O Partido Democrático (DA) anunciou nesta quinta-feira, 15 de junho, a inclusão de mais três candidatos para a eleição de prefeito da Cidade do Cabo, ampliando a lista de nomes que disputarão o cargo em outubro. A decisão ocorre em meio a uma disputa acirrada entre os principais partidos da região, com o DA buscando consolidar sua posição como força dominante na área.
Lista de candidatos cresce com novos nomes
A nova lista inclui o ex-secretário municipal de Transportes, João Silva, a ex-vereadora Maria Costa e o ex-prefeito da região de Cape Flats, Pedro Almeida. O anúncio foi feito durante uma coletiva de imprensa em Cape Town, onde o líder do DA, David van Rooyen, destacou a diversidade e a experiência dos novos candidatos.
Van Rooyen afirmou que a escolha foi feita com base em uma análise de capacidade administrativa e engajamento comunitário. "Estes candidatos têm histórico de trabalho em áreas críticas da Cidade do Cabo, como segurança pública e infraestrutura", disse. A lista agora conta com 12 nomes, o que representa um aumento de 30% em relação ao anúncio anterior.
Contexto eleitoral e desafios do DA
O DA tem dominado as eleições municipais na Cidade do Cabo por mais de uma década, mas enfrenta pressão crescente de partidos como o Congresso Nacional Africano (ANC) e o Partido da Liberdade da África do Sul (DA). O partido também busca equilibrar a necessidade de apoiar candidatos locais com a manutenção de sua imagem nacional.
Segundo dados do Instituto de Pesquisa da Cidade do Cabo, 62% dos eleitores acredita que o DA ainda é a opção mais confiável para gerenciar os desafios da região, como a escassez de água e a expansão da pobreza. No entanto, o partido enfrenta críticas por não ter apresentado mudanças significativas em políticas sociais nos últimos anos.
Impacto no cenário político local
O anúncio de novos candidatos reforça a estratégia do DA de aumentar sua base de apoio nas áreas periféricas da Cidade do Cabo, onde o ANC tem forte presença. O partido também busca atrair eleitores jovens e de menor renda, que têm se mostrado cada vez mais descontentes com a falta de progresso.
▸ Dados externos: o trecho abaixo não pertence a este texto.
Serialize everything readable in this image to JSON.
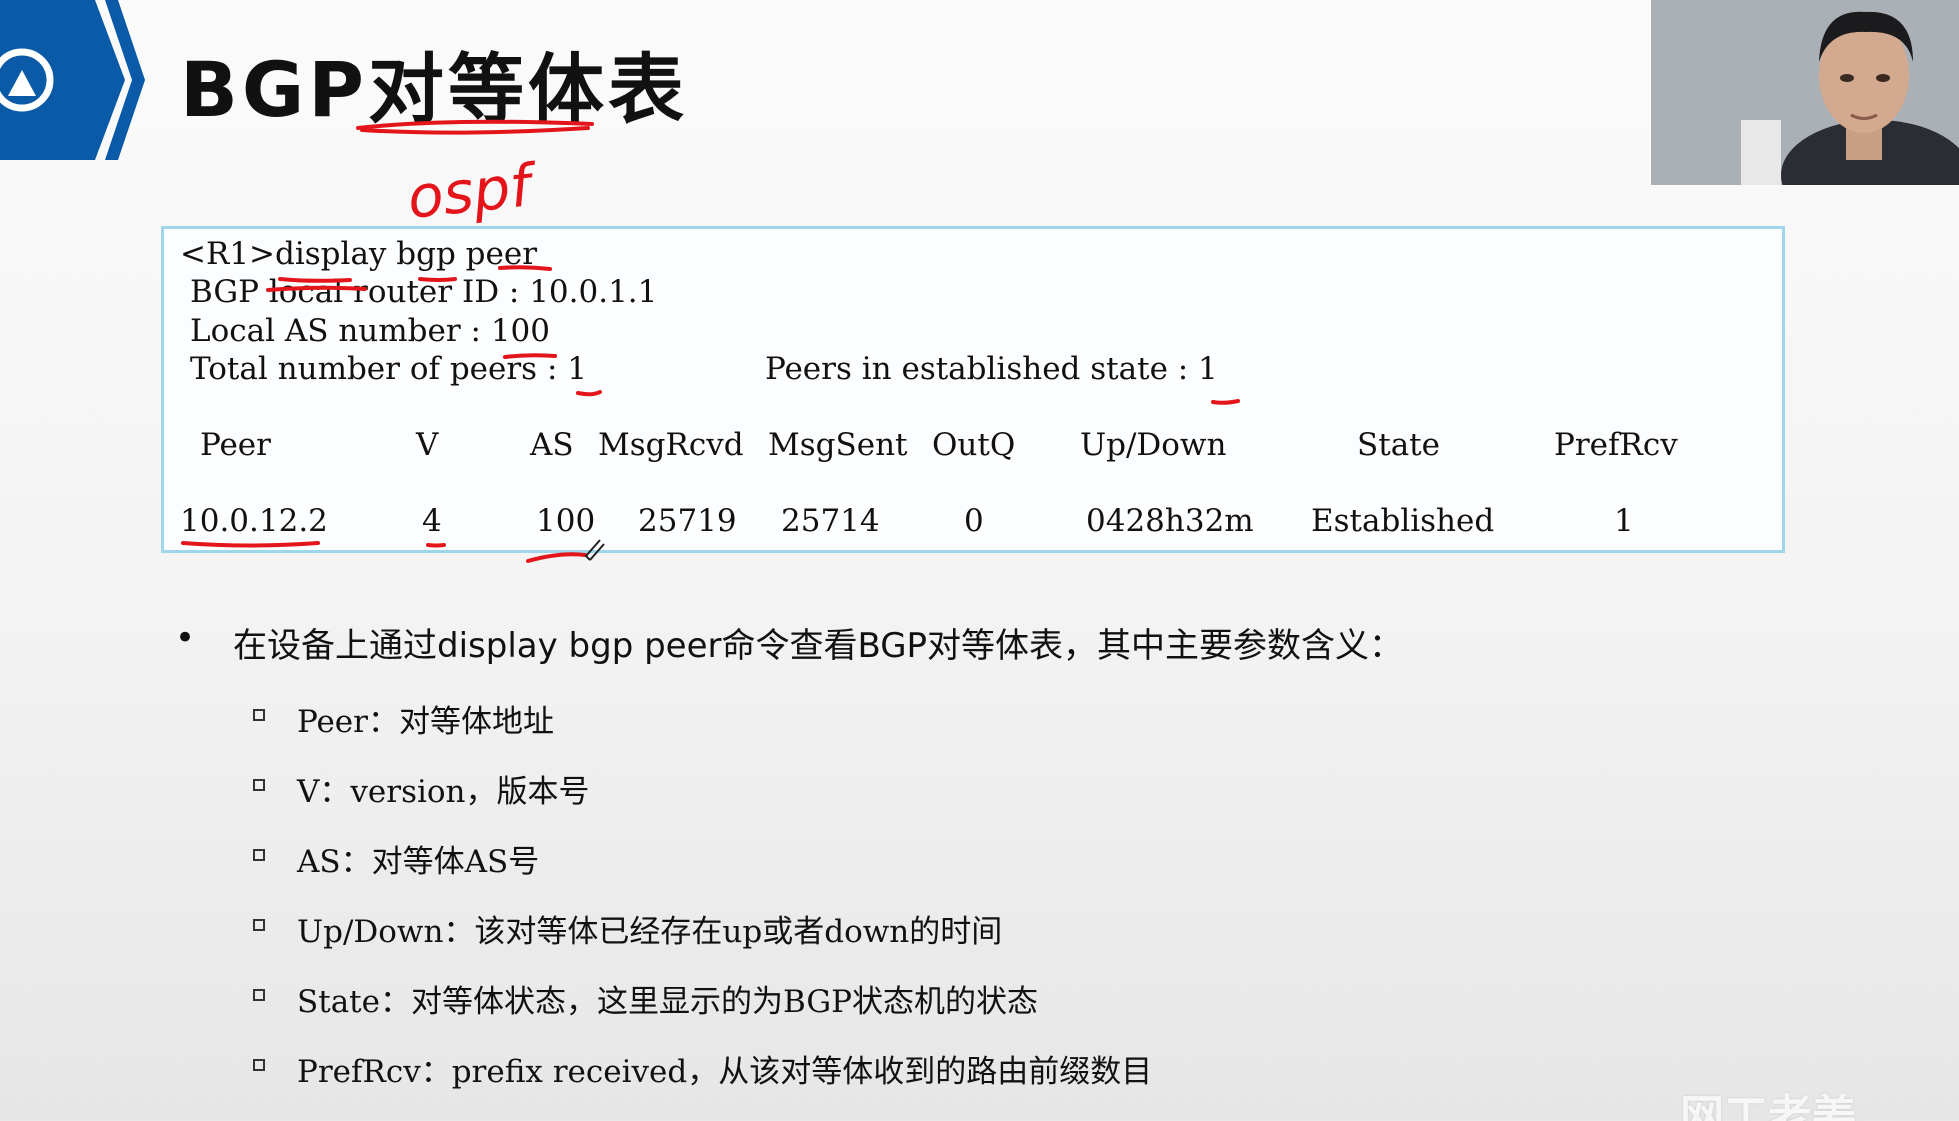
{
  "slide": {
    "title": "BGP对等体表",
    "handwritten_note": "ospf"
  },
  "cli": {
    "command": "<R1>display bgp peer",
    "router_id_line": "BGP local router ID : 10.0.1.1",
    "local_as_line": "Local AS number : 100",
    "total_peers_line": "Total number of peers : 1",
    "established_line": "Peers in established state : 1",
    "headers": [
      "Peer",
      "V",
      "AS",
      "MsgRcvd",
      "MsgSent",
      "OutQ",
      "Up/Down",
      "State",
      "PrefRcv"
    ],
    "row": [
      "10.0.12.2",
      "4",
      "100",
      "25719",
      "25714",
      "0",
      "0428h32m",
      "Established",
      "1"
    ]
  },
  "bullets": {
    "main_marker": "•",
    "main_text": "在设备上通过display bgp peer命令查看BGP对等体表，其中主要参数含义：",
    "items": [
      "Peer：对等体地址",
      "V：version，版本号",
      "AS：对等体AS号",
      "Up/Down：该对等体已经存在up或者down的时间",
      "State：对等体状态，这里显示的为BGP状态机的状态",
      "PrefRcv：prefix received，从该对等体收到的路由前缀数目"
    ]
  },
  "watermark": "网工老姜",
  "colors": {
    "logo_blue": "#0a5aa8",
    "box_border": "#9fd6ea",
    "annotation_red": "#e3151b"
  }
}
Analistas apontam que a decisão do DA pode ter implicações maiores para o cenário político nacional. "O resultado na Cidade do Cabo pode influenciar o desempenho do DA em eleições nacionais", afirma o professor de ciência política da Universidade de Cape Town, Dr. Luis Ferreira.
Críticas e expectativas
Por outro lado, o partido oposicionista African National Congress (ANC) já reagiu ao anúncio, alegando que o DA está tentando "dividir as comunidades locais para manter seu poder". O líder do ANC na região, Sipho Nkosi, afirmou que os novos candidatos não têm experiência suficiente para assumir cargos de liderança.
Apesar das críticas, os novos nomes têm recebido apoio de líderes comunitários. O líder da associação de moradores de Khayelitsha, Sipho Mbeki, disse que "os novos candidatos trazem uma nova visão para áreas que há muito precisam de atenção".
O que vem por aí
A campanha eleitoral na Cidade do Cabo começa oficialmente em agosto, com debates públicos e eventos de mobilização. O DA espera atrair mais apoios nas próximas semanas, especialmente em áreas rurais e periféricas. A eleição está marcada para 29 de outubro, e os resultados serão monitorados de perto por analistas políticos e partidos.
O próximo passo será a definição da lista final de candidatos, que deve ser revelada até o final de julho. A disputa promete ser intensa, com implicações que vão além da Cidade do Cabo, afetando o cenário político nacional e a imagem do DA em todo o país.